John Chamberlain
Developer Diary
 Developer Diary · You Heard It Here First · Thursday 19 February 2004
Principles of Programming: Separate Data from State
Programming is such a new art that as yet its principles are largely unwritten. Naturally there is a body of academic theory but the simple guides of real practice have gone often overlooked. For my own use I have written some of these principles. One of my favorites of these is the principle: separate data from state.

It may seem obvious to create separate variables to hold the state of program (ie, is it failing or succeeding) and the program's data, but in practice it is all too easy to confound the two. The culprit is the limitation of procedural programming languages like C and Java to accept only a single return value from a procedure or method. For example, imagine you would like a procedure to return the index number of the first matching name in a list of names. In fact there are two kinds of information that may be returned: whether the name was found at all (the state), and if it is found the index (the data). Ideally we would like to call the procedure like this:

     zFound, iIndex = searchListForIndex( "xyz" );
and have zFound be a boolean indicating whether "xyz" was found or not.

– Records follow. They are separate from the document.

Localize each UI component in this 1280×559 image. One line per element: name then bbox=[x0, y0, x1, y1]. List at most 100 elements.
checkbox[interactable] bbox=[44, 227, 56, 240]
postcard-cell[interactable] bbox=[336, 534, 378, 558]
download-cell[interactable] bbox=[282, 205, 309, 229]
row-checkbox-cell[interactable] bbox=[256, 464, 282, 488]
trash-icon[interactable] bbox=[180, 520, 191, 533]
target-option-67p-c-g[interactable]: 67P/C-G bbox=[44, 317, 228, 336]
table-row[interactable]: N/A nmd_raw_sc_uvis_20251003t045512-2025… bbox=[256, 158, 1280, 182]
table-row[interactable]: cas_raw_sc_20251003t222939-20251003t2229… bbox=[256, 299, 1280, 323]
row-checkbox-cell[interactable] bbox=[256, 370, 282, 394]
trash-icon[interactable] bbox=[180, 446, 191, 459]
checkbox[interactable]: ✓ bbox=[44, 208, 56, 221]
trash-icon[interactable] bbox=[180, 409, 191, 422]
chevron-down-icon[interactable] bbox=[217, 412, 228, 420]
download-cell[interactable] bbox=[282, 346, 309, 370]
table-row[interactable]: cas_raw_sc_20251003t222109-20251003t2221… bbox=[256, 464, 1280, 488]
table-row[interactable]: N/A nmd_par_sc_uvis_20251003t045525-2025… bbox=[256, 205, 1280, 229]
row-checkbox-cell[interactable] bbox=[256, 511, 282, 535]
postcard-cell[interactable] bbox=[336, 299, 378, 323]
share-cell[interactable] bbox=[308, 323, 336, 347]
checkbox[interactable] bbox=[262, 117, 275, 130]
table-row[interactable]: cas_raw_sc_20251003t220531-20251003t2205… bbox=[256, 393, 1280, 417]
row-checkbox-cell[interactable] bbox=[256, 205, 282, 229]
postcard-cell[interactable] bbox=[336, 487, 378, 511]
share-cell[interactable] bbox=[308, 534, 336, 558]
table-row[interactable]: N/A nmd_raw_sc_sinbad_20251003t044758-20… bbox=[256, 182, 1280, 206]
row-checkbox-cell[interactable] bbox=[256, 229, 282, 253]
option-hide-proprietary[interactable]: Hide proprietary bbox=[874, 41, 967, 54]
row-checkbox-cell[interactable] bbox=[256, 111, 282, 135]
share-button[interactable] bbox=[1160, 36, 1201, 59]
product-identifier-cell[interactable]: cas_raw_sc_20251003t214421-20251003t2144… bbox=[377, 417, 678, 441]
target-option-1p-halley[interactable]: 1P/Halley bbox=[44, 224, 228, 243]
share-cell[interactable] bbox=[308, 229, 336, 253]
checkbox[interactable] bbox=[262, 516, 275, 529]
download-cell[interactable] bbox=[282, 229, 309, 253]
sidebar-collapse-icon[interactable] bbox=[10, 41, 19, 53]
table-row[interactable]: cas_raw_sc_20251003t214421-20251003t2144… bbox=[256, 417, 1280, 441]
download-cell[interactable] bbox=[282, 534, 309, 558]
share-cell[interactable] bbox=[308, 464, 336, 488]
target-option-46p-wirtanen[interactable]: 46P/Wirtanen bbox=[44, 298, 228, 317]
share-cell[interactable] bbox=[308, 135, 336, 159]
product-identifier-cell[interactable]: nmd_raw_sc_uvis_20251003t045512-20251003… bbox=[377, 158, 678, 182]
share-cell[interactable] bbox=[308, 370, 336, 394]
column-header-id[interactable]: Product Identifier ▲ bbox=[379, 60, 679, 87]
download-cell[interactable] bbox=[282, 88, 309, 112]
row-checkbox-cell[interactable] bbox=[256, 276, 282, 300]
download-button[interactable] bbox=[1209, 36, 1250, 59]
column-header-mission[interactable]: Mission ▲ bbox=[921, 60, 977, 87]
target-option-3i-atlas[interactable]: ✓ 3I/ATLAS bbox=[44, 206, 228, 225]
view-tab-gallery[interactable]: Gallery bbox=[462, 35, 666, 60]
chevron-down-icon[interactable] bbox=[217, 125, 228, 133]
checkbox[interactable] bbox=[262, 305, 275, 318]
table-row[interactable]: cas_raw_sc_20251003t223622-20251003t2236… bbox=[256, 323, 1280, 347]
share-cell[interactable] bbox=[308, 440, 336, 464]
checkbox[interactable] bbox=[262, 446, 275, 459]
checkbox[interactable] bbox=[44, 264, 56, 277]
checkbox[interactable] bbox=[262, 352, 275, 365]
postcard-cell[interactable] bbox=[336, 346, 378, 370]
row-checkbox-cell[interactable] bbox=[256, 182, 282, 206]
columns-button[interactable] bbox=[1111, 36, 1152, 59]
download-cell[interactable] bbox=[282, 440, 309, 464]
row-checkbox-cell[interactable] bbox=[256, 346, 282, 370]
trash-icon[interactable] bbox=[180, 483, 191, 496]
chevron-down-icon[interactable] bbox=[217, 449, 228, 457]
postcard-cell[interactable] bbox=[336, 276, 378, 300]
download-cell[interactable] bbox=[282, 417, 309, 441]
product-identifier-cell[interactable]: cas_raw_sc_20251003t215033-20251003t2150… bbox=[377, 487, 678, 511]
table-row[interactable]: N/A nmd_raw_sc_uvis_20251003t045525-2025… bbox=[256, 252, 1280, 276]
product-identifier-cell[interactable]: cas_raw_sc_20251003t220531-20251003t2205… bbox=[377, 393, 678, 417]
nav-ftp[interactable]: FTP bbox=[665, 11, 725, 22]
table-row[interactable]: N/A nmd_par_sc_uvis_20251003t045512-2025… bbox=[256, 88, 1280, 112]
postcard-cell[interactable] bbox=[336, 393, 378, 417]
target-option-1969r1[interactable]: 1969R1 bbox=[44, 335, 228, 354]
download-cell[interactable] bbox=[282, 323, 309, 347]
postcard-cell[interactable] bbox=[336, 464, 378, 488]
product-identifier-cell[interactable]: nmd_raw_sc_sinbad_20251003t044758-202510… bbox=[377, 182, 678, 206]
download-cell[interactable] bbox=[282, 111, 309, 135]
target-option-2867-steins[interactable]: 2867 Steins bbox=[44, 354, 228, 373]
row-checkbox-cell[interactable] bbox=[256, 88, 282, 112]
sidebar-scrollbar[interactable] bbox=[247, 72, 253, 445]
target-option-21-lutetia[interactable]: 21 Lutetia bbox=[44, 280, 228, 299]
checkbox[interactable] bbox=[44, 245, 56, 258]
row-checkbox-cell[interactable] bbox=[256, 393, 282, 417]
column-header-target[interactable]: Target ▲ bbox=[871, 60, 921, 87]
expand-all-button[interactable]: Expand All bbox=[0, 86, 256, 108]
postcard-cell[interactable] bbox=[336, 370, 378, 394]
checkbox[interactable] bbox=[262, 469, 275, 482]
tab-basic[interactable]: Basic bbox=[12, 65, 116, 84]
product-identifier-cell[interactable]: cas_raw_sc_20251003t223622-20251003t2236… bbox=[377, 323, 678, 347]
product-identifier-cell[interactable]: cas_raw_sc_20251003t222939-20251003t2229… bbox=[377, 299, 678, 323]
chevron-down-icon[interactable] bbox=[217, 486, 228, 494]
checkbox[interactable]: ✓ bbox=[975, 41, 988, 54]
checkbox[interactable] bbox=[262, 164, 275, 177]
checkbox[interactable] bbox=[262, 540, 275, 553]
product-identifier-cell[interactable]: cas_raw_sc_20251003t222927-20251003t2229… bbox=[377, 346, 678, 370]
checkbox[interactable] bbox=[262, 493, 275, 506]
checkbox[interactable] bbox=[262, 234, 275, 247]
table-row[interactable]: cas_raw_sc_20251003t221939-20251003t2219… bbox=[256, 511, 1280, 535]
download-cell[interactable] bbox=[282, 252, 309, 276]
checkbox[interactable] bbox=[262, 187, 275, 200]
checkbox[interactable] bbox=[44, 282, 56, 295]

If it was found then iIndex would contain the index of "xyz" in the list. Unfortunately common computer languages do not support multiple return values. So the typical response of the programmer is to put both the state and data in the same variable. For example, the convention might be that if searchList returns -1 then it means that "xyz" was not found, but if it returns any other number, n, then it is presumed that "xyz" is found at index n.

In a similar way many other kinds of double-duty variables find their way into programs. This is a common source of bugs and misunderstandings which we would like to avoid. One approach to avoiding this problem sometimes found in Java is to throw an exception. For example, the primitive wrapper classes throw an exception if asked to parse a string and it is found that the string is not interpretable as a number. This solution is worse than the problem, however, because it is onerous to handle the exception in the normal flow of the program. In other words you are changing a valid state into an error when it does not have to be.

Another method is to return an object instead of a primitive value. The object can then contain both a state variable and a value variable as well as state constants if the states need to be defined. You could also cheat a little bit by making the convention that if the returned object is null, then failure occurred. For example, we could rewrite the earlier search example like this:

     integerIndex = searchListForIndex( "xyz" );
where integerIndex is an Integer object (not a primitive integer value). If the object is null we know that "xyz" was not found and otherwise it is easy to access the primitive value by the accessor integerIndex.intValue(). In my mind this is the optimal solution given the limitations of current computer languages.

In blanket searching my own code I find that this is generally what I do when it is difficult to separate data from state, ie, use an object with null indicating a failure state. Nevertheless I did find a handful of places where I had indeed used -1 as a conventional return value to indicate failure which shows to me just how seductive this kind of mistake is. Now I will go and rewrite those instances.

This is the value of a principle: it provides a guide for you to re-examine your own practice and perfect it.